La politerapia: un rischio per i pazienti anziani

Spesso capita durante il lavoro in ospedale di assistere a errori nella somministrazione dei farmaci da parte dei pazienti. La Dott.ssa Alba Sciascera, Direttore UOC Medicina dell’Ospedale di Saronno, racconta alcuni episodi in cui i pazienti hanno confuso la modalità di assunzione dei farmaci o addirittura hanno preso il farmaco sbagliato a causa di una fonetica simile.

La Dott.ssa Sciascera racconta di un paziente che ha sviluppato una grave insufficienza renale perché ha confuso un diuretico con un antibiotico a causa della somiglianza dei nomi dei due farmaci. Inoltre, recentemente ha ricevuto una telefonata da un parente di un paziente dimesso che si è trovato a gestire ben 6 farmaci diversi. Sulla lettera di dimissione i farmaci erano elencati con il nome del principio attivo, generando confusione sia nel paziente anziano che nel parente più giovane. Questi sono solo alcuni dei rischi della politerapia, che colpiscono soprattutto i pazienti polipatologici che assumono più di 5-6 medicinali al giorno.

La problematica dell’aderenza alle terapie e dei potenziali errori nella gestione dei farmaci è ampiamente documentata. Numerose fonti riportano che 1 paziente su 5 dimentica la terapia, 1 paziente su 7 sbaglia il dosaggio e il 30% degli anziani assume 10 o più farmaci, mentre il 66% degli adulti assume più di 5 farmaci all’anno.

La Dott.ssa Sciascera spiega che parte dei ricoveri sono causati da interazioni sconosciute tra farmaci che superano i benefici attesi. I motivi della politerapia possono essere diversi, come l’aumento dell’età e delle malattie, la tendenza a considerare il paziente come un contenitore di organi malati e pillole, e la paura dei medici di modificare la terapia. Così si accumulano nel tempo farmaci e medicine, senza considerare il timore dei pazienti di cambiare le cure e i potenziali effetti collaterali che possono non essere comunicati.

Inoltre, non esistono studi che descrivono le interazioni specifiche tra i farmaci assunti contemporaneamente da un paziente anziano che assume 6 o 7 farmaci (o più), considerando anche gli orari di assunzione, la dieta, il metabolismo renale ed epatico, ecc. Le linee guida attuali non tengono conto della comorbilità e delle interazioni tra farmaci.

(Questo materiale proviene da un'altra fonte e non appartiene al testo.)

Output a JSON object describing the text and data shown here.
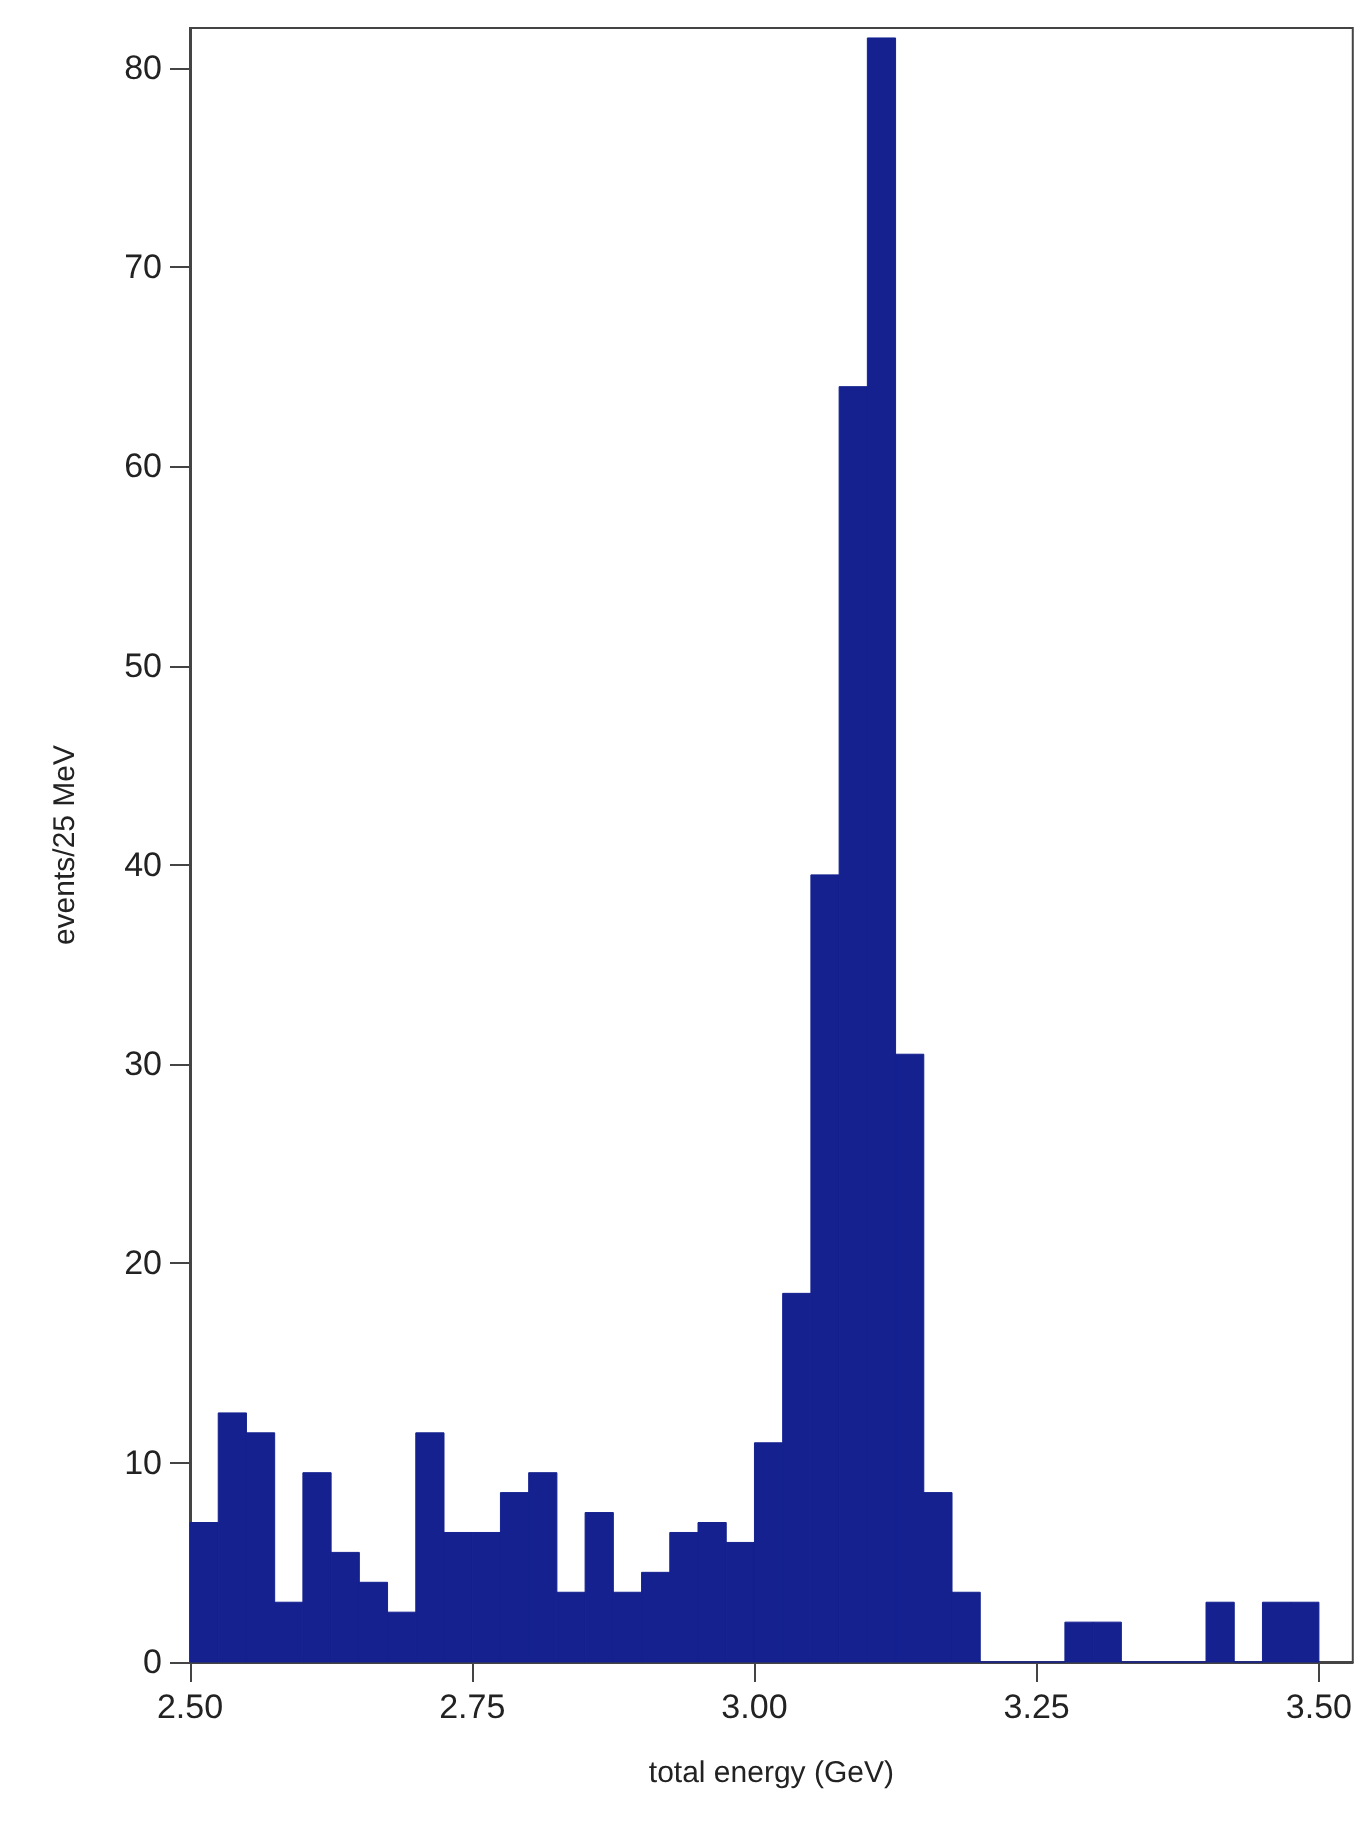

Uno studio del 2016 condotto da ricercatori australiani e pubblicato sul British Medical Journal ha evidenziato l’importanza della condivisione delle decisioni nel contrastare la politerapia inappropriata nella popolazione anziana. Si tratta di coinvolgere medici e pazienti nel processo decisionale, aumentando la consapevolezza del problema e promuovendo un cambiamento di rotta.

L’ospedale di Saronno ha deciso di affrontare questa problematica a partire dallo scorso anno. Il progetto prevede una collaborazione attiva tra il farmacista ospedaliero e il medico internista nella gestione del paziente. In base a criteri stabiliti insieme, l’internista proporrà al farmacista una valutazione della necessità, dell’efficacia e della sicurezza della terapia in corso. Il farmacista segnalerà eventuali effetti collaterali e interazioni tra farmaci e discuterà con l’internista le possibili modifiche da apportare. Tali modifiche saranno poi comunicate al Medico di Medicina Generale tramite un documento allegato alla lettera di dimissione del paziente.

Il Dott. Paolo Lusuriello, Responsabile della Struttura Complessa di Farmacia dell’ASST Valle Olona, conferma che la politerapia nel paziente anziano è associata a un aumento del rischio di perdita dell’autonomia funzionale, deficit cognitivo, fragilità e ospedalizzazione. L’obiettivo è comprendere e analizzare ogni paziente in modo appropriato, al fine di fornire le cure e le terapie più appropriate e condivise. La collaborazione tra farmacista ospedaliero e clinico rappresenta un valore aggiunto per la sicurezza nell’uso dei farmaci e per il miglioramento della cura e dell’assistenza. Un’adeguata rivalutazione della terapia farmacologica può portare al miglioramento della qualità di vita, ma è necessario monitorare il paziente dopo l’armonizzazione terapeutica.